“Watch your drink”

A new study looks at the prevalence of drug-facilitated sexual assault in Ontario

A newly-released study claims one in five sexual assault victims in Ontario may have been drugged. Researchers from the Women’s College Research Institute in Toronto and the Ontario Network of Sexual Assault/Domestic Violence Treatment Centres screened 882 victims of sexual assault between June 2005 and March 2007 and found that more than 20 per cent suffered from symptoms—such as amnesia, blackouts, conscious paralysis or hangovers that were inconsistent with the amount of alcohol or drugs they had used—that suggested they had been drugged.
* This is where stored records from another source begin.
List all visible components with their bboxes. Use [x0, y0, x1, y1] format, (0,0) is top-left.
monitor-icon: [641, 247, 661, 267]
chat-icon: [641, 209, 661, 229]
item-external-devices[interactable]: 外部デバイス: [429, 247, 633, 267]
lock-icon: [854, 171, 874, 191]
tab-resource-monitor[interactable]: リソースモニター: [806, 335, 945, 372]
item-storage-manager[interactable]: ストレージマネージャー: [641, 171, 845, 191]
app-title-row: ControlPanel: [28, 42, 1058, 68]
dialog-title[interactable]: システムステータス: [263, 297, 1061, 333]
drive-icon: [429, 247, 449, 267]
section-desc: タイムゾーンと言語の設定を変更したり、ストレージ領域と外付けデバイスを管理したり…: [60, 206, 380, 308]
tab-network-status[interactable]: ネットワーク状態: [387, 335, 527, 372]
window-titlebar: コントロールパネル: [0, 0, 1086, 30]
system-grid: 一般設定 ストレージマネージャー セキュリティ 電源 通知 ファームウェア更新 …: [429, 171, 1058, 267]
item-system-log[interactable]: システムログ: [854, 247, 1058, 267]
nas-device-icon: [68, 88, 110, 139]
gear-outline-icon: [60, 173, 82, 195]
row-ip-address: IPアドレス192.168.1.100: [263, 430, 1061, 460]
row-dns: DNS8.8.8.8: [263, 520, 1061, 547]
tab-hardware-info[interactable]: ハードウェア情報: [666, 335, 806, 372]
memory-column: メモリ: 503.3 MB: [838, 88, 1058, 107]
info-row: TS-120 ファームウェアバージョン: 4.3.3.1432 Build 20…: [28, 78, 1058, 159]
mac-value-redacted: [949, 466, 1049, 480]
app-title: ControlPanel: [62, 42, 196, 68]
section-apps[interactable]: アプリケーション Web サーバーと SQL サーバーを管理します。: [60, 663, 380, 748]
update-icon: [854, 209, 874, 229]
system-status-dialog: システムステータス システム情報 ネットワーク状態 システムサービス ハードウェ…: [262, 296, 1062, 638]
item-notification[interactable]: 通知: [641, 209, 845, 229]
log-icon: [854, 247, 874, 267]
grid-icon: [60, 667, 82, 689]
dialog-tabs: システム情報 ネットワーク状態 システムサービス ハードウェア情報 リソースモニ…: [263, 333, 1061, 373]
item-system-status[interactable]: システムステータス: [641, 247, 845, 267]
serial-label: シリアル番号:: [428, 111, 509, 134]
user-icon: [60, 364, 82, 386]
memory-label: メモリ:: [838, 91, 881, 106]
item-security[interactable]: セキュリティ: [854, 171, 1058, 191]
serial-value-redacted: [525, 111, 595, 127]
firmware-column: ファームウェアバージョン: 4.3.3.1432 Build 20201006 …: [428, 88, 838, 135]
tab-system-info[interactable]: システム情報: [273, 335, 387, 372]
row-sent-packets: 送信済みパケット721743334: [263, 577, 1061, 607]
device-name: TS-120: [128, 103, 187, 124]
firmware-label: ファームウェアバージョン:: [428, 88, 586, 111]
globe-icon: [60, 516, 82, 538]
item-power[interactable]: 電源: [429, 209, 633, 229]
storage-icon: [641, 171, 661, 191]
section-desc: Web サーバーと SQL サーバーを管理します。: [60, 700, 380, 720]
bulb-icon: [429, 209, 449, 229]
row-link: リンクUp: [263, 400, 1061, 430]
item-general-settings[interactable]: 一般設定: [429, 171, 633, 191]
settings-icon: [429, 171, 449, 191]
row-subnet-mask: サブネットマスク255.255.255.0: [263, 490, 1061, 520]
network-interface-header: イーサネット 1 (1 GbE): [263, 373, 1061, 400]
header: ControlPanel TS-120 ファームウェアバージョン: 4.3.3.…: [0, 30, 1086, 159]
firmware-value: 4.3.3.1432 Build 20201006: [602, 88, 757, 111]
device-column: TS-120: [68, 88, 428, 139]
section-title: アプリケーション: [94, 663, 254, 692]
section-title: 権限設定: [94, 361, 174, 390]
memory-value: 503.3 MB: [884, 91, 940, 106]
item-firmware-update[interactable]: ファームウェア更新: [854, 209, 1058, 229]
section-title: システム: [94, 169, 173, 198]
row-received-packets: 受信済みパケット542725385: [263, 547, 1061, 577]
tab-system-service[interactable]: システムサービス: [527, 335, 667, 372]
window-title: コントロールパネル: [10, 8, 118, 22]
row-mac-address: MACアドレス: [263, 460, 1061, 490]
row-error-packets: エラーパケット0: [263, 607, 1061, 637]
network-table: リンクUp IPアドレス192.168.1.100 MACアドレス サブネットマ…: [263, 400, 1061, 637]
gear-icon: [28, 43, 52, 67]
Dr. Janice Du Mont, one of the study’s co-authors, believes the problem may in fact be worse than her research suggests. Many victims don’t come forward, she says, especially those who believe they were drugged because they may not be able to clearly remember what happened. Still, she says staff members at sexual assault treatment centres in the province won’t likely be surprised by her and her colleagues’ findings. After all, it was their suspicions that prompted the study in the first place. “Nurses at these centres were reporting anecdotally they were seeing an increase in the number of clients who thought they had been drugged and sexually assaulted,” she says, “and they brought that question forward.”

The researchers also discovered that suspected victims of drug-facilitated sexual assault were more likely to have consumed alcohol or drugs—prescription or otherwise—in the hours leading up to the attack than other sexual assault victims. Of the victims who reported symptoms consistent with having been drugged, 30 per cent had taken prescription medication in the 72 hours leading up to the assault, while another 27 per cent of the victims had consumed illegal drugs over the same time-span. (The latter figure includes not only intentional drug use, but also those who may have been slipped a “date-rape” drug.) The biggest common denominator, however, was alcohol: 90 per cent of those screened had had a drink immediately prior to the assault.

Of course, Du Mont insists the correlation between alcohol or drug use and drug-facilitated sexual assault in no way diminishes an assailant’s criminal responsibility. “The onus shouldn’t be on individual women to prevent sexual violence by constantly modifying their behaviours. There are things they can do to make themselves safer but as a society we need to take responsibility,” she says. But Du Mont adds that, in the meantime, the study’s findings deliver a clear message to women in Ontario: “Watch your drink, don’t accept drinks from a stranger and really watch mixing drugs and alcohol because it can contribute to incapacitation.”